Zhaksy District (, ) is a district of Aqmola Region in northern Kazakhstan. The administrative center of the district is the settlement of Zhaksy. Population:

History
The district was established in 1957, originally named Kiiminsky (since 1964 — Zhaksynsky). From 1970 to 1997, it was part of the Turgay region.

Geographical characteristics
The total land area is  969 264 hectares. The district is located in the Central part of the region and borders with Sandyktau, Zharkain, Atbasar, Esil districts of Akmola region.

Climate conditions
The climate is sharply continental: hot in summer, harsh in winter, the duration of the frost-free period is 115-120 days.
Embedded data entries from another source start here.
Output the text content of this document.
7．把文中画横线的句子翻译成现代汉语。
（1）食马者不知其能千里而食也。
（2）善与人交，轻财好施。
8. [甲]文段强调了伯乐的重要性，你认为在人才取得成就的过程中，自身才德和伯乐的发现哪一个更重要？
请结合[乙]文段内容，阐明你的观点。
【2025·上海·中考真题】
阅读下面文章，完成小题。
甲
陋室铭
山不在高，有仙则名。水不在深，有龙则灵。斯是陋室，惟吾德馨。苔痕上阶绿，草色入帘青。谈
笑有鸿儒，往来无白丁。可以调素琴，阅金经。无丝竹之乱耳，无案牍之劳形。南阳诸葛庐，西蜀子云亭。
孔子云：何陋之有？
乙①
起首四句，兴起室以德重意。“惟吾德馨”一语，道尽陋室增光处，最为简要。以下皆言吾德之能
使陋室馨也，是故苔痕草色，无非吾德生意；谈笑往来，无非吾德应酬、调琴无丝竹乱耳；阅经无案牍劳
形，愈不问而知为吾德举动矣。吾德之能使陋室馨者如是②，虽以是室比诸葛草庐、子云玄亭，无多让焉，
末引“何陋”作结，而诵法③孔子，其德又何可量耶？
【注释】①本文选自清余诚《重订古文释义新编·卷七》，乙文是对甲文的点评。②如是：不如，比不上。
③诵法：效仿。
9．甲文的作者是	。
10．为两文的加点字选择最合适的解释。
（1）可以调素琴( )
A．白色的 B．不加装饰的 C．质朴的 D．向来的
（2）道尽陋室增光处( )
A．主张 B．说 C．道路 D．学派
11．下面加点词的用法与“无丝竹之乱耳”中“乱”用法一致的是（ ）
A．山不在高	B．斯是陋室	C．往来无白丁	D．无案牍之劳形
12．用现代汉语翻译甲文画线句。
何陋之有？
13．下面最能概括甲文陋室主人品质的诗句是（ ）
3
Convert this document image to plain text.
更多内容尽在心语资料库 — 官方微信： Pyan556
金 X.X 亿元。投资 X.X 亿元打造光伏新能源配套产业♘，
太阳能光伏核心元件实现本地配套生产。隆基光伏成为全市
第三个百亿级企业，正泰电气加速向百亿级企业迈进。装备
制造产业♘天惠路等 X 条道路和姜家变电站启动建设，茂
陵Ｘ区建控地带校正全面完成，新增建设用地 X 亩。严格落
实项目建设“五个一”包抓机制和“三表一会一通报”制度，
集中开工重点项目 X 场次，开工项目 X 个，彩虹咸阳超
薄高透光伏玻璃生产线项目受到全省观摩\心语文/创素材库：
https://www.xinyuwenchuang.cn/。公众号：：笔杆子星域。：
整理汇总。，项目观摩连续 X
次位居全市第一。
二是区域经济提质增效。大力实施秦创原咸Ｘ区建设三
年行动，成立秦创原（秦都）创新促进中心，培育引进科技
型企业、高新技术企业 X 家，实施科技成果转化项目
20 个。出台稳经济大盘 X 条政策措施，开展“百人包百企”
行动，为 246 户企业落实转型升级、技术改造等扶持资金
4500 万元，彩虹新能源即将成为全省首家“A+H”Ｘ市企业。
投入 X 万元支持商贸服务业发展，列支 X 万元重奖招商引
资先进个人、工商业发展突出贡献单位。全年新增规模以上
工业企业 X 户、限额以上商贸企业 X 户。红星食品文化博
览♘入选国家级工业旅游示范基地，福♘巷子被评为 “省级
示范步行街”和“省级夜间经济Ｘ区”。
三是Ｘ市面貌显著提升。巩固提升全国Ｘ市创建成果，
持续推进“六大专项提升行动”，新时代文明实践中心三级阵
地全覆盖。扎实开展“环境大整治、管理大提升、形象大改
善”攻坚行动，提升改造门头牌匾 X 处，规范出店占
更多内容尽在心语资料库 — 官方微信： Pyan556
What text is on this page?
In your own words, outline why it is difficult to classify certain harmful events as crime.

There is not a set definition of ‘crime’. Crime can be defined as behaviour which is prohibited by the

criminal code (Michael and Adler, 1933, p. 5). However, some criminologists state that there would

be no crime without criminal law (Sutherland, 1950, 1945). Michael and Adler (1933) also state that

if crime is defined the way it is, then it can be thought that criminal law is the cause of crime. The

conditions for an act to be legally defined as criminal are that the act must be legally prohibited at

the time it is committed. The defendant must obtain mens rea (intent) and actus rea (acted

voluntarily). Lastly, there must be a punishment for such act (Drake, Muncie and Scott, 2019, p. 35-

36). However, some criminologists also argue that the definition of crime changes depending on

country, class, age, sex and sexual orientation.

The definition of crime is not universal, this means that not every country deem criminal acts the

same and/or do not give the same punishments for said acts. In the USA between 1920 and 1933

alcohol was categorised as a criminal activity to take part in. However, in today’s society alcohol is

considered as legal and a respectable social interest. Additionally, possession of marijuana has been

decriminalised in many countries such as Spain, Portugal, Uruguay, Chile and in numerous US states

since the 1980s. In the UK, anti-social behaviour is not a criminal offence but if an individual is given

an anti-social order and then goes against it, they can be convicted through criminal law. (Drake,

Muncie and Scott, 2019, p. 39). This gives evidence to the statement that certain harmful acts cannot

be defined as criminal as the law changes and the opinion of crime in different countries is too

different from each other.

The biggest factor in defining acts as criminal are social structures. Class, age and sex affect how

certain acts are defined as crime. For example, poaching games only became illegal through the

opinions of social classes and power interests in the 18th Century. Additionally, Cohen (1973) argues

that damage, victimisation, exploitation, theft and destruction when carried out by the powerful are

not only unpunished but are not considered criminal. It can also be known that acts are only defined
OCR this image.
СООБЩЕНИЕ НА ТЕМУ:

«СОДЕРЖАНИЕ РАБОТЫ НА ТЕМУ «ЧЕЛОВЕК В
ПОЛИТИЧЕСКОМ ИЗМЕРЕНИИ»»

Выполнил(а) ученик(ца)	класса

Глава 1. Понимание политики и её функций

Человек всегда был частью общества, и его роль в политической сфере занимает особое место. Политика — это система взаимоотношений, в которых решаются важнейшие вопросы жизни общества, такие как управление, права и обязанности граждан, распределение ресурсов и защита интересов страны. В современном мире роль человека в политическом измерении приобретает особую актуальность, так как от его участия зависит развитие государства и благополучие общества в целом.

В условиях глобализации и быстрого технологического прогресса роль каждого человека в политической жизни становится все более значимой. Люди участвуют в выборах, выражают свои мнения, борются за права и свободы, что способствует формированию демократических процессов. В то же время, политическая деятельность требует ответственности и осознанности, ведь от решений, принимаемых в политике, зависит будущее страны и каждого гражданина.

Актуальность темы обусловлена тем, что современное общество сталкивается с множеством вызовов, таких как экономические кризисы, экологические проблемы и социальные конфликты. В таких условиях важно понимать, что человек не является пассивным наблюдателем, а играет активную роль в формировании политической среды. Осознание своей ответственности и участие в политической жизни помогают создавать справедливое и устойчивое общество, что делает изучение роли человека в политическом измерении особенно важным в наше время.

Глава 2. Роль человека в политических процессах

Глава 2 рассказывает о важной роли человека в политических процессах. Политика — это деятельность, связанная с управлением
In terms of air purification and the quality of water consumed, the district is relatively prosperous. Sources of air pollution are industrial enterprises, boilers and vehicles, but these emissions are not a threat to the environment.

Education
There are 21 schools in the district, including 16 high schools, 4 secondary schools, 1 primary school, and 3 additional education facilities.

Minerals
There are some deposits of construction materials in the district. Among which there are currently deposits of crushed stone, gravel, rubble stone, construction sand and clay for the production of bricks of the "150" brand, loam for bricks of the "150" and "200" brand.

Administrative arrangement
The district has 7 rural districts, 7 villages, and 25 localities.